Many of them turn to payday lenders who, under the law, can charge fees equivalent to 521% interest APR. All because Colorado lawmakers opened a loophole in 2000 and allowed payday lenders to operate outside of the state’s usury laws.

Last month, House Minority Leader Mike May said the state “cannot continue to use payday-loan-like policies” in trying to fix the state’s budget mess.

One by one, lawmakers seem to be getting a grasp of harm caused by payday lending.

7 Community Comments, Facebook Comments

  1. GOPwarrior says:

    Why aren’t their customers voting with their feet? Didn’t I see hundreds of working people protesting at the Capitol last year against you outlawing a legal financial contract?

    This is not spam, please don’t delete it Pols!!

    • gaf says:

      Perhaps they don’t have the time because they are at their jobs, or interviewing for jobs, so they can pay off the damn loans!

      • RedGreenRedGreen says:

        Consumers who lean on the gubmint to “protect” them from unscrupulous lenders or unsafe prescription drugs vendors — they’re just a bunch of bitchy little girls. Vote with your feet if you can stop whining long enough.
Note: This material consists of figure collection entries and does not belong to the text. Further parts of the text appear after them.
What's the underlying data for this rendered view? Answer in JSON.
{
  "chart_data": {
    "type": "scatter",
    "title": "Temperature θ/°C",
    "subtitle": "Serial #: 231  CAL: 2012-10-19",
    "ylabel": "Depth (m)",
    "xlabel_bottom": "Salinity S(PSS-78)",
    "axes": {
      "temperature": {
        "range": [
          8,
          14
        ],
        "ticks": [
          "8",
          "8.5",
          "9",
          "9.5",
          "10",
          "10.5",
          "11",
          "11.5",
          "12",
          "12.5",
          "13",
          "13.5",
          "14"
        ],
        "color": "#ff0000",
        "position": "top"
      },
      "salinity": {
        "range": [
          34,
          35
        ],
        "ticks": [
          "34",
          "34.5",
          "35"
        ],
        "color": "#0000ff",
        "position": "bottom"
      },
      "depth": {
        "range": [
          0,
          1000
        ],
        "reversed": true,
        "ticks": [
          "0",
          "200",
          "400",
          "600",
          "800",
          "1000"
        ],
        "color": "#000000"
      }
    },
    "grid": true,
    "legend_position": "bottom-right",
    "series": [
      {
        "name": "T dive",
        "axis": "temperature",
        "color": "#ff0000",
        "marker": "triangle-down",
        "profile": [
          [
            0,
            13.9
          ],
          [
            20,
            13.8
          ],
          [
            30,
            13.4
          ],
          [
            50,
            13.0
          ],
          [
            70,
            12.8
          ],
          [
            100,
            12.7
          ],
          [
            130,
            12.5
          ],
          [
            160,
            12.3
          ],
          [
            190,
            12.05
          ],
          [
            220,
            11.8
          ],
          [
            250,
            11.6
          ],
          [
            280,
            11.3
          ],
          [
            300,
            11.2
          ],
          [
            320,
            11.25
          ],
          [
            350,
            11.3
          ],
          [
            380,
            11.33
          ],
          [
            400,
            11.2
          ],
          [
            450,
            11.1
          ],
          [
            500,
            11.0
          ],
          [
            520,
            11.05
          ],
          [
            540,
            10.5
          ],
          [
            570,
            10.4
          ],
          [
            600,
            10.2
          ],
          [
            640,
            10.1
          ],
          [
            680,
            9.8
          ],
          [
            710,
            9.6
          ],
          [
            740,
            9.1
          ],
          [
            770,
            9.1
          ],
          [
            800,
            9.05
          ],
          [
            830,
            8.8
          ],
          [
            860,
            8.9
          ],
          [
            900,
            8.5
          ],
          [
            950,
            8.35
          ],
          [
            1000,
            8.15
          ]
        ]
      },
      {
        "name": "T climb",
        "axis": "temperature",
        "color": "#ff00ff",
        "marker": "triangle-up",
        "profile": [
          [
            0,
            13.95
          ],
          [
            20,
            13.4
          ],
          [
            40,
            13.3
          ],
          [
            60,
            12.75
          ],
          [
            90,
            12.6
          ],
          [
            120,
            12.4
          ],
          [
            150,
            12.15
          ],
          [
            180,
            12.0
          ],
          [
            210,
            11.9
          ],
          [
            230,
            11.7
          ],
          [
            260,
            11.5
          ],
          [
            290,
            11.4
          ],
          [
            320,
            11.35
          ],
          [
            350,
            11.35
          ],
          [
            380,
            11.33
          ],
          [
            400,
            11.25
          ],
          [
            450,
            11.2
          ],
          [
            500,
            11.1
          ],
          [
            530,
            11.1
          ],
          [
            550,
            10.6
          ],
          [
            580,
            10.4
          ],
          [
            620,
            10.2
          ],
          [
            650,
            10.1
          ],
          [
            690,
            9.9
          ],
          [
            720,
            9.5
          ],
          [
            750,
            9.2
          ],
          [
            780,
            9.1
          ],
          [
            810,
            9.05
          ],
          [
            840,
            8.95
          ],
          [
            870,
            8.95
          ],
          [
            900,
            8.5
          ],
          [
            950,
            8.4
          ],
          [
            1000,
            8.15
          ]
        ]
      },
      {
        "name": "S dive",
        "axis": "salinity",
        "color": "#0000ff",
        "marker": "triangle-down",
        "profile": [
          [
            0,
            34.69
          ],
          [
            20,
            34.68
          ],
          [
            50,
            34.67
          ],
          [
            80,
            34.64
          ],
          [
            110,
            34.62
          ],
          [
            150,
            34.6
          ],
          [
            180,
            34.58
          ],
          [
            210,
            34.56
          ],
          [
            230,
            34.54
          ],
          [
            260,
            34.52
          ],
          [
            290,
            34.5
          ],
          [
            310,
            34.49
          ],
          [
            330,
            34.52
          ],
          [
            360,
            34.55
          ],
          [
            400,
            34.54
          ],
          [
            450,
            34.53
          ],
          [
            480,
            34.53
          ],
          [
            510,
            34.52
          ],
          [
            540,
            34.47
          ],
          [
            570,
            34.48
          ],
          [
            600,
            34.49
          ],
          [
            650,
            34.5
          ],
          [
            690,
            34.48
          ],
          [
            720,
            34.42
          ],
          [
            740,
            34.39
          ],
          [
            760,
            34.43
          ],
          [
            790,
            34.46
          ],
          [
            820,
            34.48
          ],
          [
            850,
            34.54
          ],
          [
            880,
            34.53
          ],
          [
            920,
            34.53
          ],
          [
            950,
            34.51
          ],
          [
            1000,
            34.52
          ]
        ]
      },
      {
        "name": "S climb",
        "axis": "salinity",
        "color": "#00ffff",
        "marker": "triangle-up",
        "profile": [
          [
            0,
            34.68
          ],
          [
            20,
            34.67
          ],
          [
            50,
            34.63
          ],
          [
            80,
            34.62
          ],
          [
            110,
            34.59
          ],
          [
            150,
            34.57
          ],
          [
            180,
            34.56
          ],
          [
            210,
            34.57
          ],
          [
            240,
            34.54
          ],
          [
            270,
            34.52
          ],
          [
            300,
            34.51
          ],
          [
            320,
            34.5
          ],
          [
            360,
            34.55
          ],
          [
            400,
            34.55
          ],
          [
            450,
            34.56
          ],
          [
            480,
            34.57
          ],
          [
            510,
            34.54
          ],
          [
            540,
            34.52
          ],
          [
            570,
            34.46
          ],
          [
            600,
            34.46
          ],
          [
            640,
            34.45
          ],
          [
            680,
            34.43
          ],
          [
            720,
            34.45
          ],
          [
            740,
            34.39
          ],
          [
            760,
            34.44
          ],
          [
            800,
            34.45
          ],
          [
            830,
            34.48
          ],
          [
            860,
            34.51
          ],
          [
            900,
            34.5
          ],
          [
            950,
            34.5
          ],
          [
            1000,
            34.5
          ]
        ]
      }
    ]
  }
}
        • redstateblues says:

          Accuse your opponent of subverting democracy by not putting everything under the sun up for a vote. Then when they do get a ballot initiative or other populist manner of passing laws, spend as much money as possible smearing the proposed initiative.

          If something does end up passing despite your best efforts, proceed to declare that the voters were duped by the people who proposed the initiative.

  2. MADCO says:

    You’re on to something here.

    We should all file to run for office  – and then form a campaign committee and raise some dough just to have an emergency fund for when the car breaks and stuff.